Unmanned aerial vehicle (UAV) or micro-air vehicle (MAV) applications that rely on a vacuum from the engine to draw the fuel, as opposed to having a pump in the gas reservoir, may generate air bubbles in the fuel line. In addition, UAVs often encounter turbulence and adverse flying conditions that may introduce air into the fuel line such as when the vehicle pitches or engages in forward flight on a low fuel reserve. Similarly, fuel drawn by a vacuum in an operating environment like the desert where there are elevated temperatures is particularly susceptible to vapor lock caused by air in the fuel line.
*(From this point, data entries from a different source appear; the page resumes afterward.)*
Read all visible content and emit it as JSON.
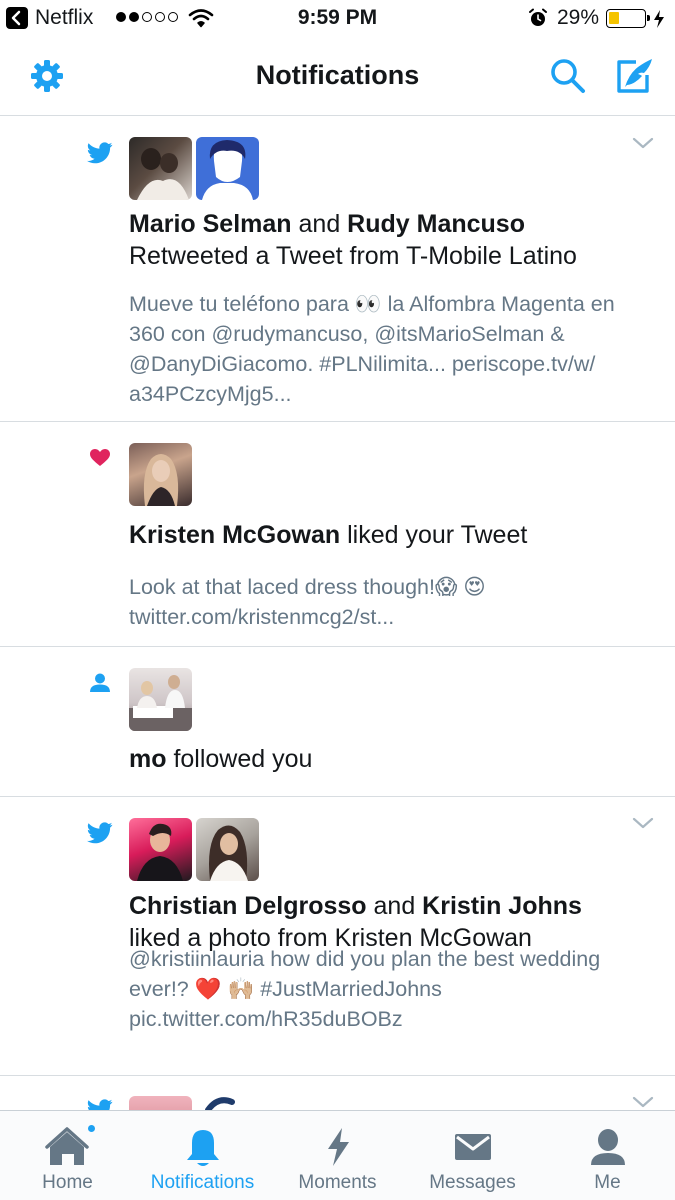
{
  "status_bar": {
    "back_app": "Netflix",
    "time": "9:59 PM",
    "battery": "29%",
    "battery_level": 0.29
  },
  "header": {
    "title": "Notifications",
    "icons": [
      "gear-icon",
      "search-icon",
      "compose-icon"
    ]
  },
  "notifications": [
    {
      "type": "retweet",
      "icon": "twitter-bird-icon",
      "actor_1": "Mario Selman",
      "connector": " and ",
      "actor_2": "Rudy Mancuso",
      "action": "Retweeted a Tweet from T-Mobile Latino",
      "snippet_1": "Mueve tu teléfono para 👀  la Alfombra Magenta en 360 con @rudymancuso, @itsMarioSelman & @DanyDiGiacomo. #PLNilimita... periscope.tv/w/",
      "snippet_2": "a34PCzcyMjg5..."
    },
    {
      "type": "like",
      "icon": "heart-icon",
      "actor_1": "Kristen McGowan",
      "action": " liked your Tweet",
      "snippet_1": "Look at that laced dress though!😱 😍",
      "snippet_2": "twitter.com/kristenmcg2/st..."
    },
    {
      "type": "follow",
      "icon": "person-icon",
      "actor_1": "mo",
      "action": " followed you"
    },
    {
      "type": "like",
      "icon": "twitter-bird-icon",
      "actor_1": "Christian Delgrosso",
      "connector": " and ",
      "actor_2": "Kristin Johns",
      "action": "liked a photo from Kristen McGowan",
      "snippet_1": "@kristiinlauria how did you plan the best wedding ever!? ❤️ 🙌🏼  #JustMarriedJohns",
      "snippet_2": "pic.twitter.com/hR35duBOBz"
    }
  ],
  "tabs": [
    {
      "label": "Home",
      "icon": "home-icon",
      "active": false
    },
    {
      "label": "Notifications",
      "icon": "bell-icon",
      "active": true
    },
    {
      "label": "Moments",
      "icon": "lightning-icon",
      "active": false
    },
    {
      "label": "Messages",
      "icon": "envelope-icon",
      "active": false
    },
    {
      "label": "Me",
      "icon": "person-icon",
      "active": false
    }
  ],
  "colors": {
    "accent": "#1da1f2",
    "like": "#e0245e",
    "text": "#14171a",
    "secondary_text": "#657786",
    "divider": "#d8dde1"
  }
}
As such, any of these situations may result in the loss of an air vehicle by starving the engine of fuel.
One apparatus employed to regulate the proper amount of fuel fed to the engine is the carburetor. Carburetors typically contain a float chamber that holds a quantity of fuel for immediate use. This reservoir is constantly replenished with fuel supplied by a fuel pump. The correct fuel level in the chamber is maintained by a float that cooperates with the opening of an inlet valve. As the fuel level is depleted by the engine, the float drops accordingly, opening the inlet valve and admitting fuel. As the fuel level rises, the float rises and seals the inlet valve. Usually, ventilation tubes allow air to escape from the chamber as it fills with fuel or air to enter as the chamber empties, maintaining atmospheric pressure within the float chamber.
However, where the engine may be operated in various orientations relative to the ground, such as in a UAV, the float chamber of a carburetor is rendered useless due to its dependence on gravity. In addition, there is a significant weight associated with the fuel pump and float chamber, which is a key reason for not utilizing them in UAVs. To solve this problem, a flexible diaphragm may be utilized to form a wall of the fuel chamber so that as fuel is drawn into the engine the diaphragm is forced inward by ambient air pressure. The diaphragm is connected to a needle valve and as the diaphragm moves into the chamber the needle valve is forced open to admit more fuel. As fuel enters the chamber, the diaphragm expands outward, closing the needle valve. A balanced state is reached which creates a steady fuel level that remains constant in any orientation. This modified carburetor lacks an air venting mechanism and thus does not resolve the vapor lock issue presented by UAVs.